Además de Freud, uno lleva en el subsconsciente el sabio consejo
utilitario de juzgar las acciones y gestiones no sólo por las normas que
las inspiran, sino también por sus consecuencias. Por eso me sumo con
reservado entusiasmo a quienes nos han exhortado a esperar, antes de pronunciar
cualquier veredicto definitivo, a que Carter visite la isla de una vez.
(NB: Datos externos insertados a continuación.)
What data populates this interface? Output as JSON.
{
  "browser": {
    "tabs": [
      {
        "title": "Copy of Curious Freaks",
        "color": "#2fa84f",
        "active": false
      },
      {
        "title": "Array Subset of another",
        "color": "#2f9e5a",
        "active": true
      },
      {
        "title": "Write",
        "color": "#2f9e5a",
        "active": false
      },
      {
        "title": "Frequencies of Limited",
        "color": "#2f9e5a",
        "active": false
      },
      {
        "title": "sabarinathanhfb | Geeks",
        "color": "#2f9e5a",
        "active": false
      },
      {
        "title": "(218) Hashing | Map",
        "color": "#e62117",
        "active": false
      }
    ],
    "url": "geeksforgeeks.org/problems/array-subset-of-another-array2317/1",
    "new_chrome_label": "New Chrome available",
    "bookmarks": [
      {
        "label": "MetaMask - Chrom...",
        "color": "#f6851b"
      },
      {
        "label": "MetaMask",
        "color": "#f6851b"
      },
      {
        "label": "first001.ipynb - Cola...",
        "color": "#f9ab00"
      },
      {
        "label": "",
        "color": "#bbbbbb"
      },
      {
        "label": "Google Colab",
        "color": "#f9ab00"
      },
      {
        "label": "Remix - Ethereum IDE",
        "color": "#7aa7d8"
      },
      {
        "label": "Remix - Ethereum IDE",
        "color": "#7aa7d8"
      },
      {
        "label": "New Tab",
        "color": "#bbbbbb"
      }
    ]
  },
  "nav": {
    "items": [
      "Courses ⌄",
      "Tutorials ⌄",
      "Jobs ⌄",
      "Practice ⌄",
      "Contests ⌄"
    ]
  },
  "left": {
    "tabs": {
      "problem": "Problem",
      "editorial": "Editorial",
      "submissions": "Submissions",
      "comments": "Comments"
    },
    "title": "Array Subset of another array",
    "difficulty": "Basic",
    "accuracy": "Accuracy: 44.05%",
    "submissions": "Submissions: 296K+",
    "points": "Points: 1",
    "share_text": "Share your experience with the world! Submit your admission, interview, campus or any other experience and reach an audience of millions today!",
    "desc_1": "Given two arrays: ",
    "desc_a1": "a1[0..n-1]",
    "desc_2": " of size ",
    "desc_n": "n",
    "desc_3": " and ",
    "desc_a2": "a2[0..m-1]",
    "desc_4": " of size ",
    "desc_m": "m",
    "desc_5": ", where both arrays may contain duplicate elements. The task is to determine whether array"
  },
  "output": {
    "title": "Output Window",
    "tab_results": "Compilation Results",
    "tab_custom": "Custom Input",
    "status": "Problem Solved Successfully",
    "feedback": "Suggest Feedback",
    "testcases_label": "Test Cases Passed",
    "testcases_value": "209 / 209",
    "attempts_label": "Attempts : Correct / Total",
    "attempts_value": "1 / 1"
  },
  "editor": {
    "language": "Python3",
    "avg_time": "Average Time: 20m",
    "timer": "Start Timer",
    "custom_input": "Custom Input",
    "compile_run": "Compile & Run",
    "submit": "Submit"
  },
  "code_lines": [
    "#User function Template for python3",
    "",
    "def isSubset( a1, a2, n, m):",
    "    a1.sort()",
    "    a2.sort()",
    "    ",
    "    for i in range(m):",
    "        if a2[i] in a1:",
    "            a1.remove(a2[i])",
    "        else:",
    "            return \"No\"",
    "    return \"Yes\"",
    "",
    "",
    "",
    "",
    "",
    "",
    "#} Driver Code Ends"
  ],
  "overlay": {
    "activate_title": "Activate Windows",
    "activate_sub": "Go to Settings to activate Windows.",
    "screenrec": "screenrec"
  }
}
Y además
aplaudo la astucia política de los líderes exiliados que, en vez
de despotricar a priori contra el ex presidente, hicieron lo humanamente posible
por colocar en su agenda los asuntos primordiales que desvelan a todos los
cubanos decentes, como la ausencia de democracia política y de derechos
humanos en la isla durante medio siglo de dictadura.
En una de sus características fanfarronadas, Castro invitó a
Carter a hablar en público de lo que le venga en ganas. Incluso dijo
estar dispuesto a llenarle la Plaza de la Revolución, en una rara confesión
pública de la forma coercitiva en que organiza los famosos actos
multitudinarios con que alimenta su ego. Carter debería tomarle la
palabra y aprovechar sus presentaciones públicas en Cuba para reclamar
democracia y libertad para los cubanos, empezando por aquéllos que
guardan prisión por razones políticas. Y para que su mensaje
resuene con claridad dentro y fuera de la isla, debería cerciorarse, además,
de que el régimen no lo opaque mediante una selección deliberada
de los periodistas que podrán cubrir la visita. Incluso un mitómano
que se pone al servicio de una buena causa puede llegar a ser un héroe.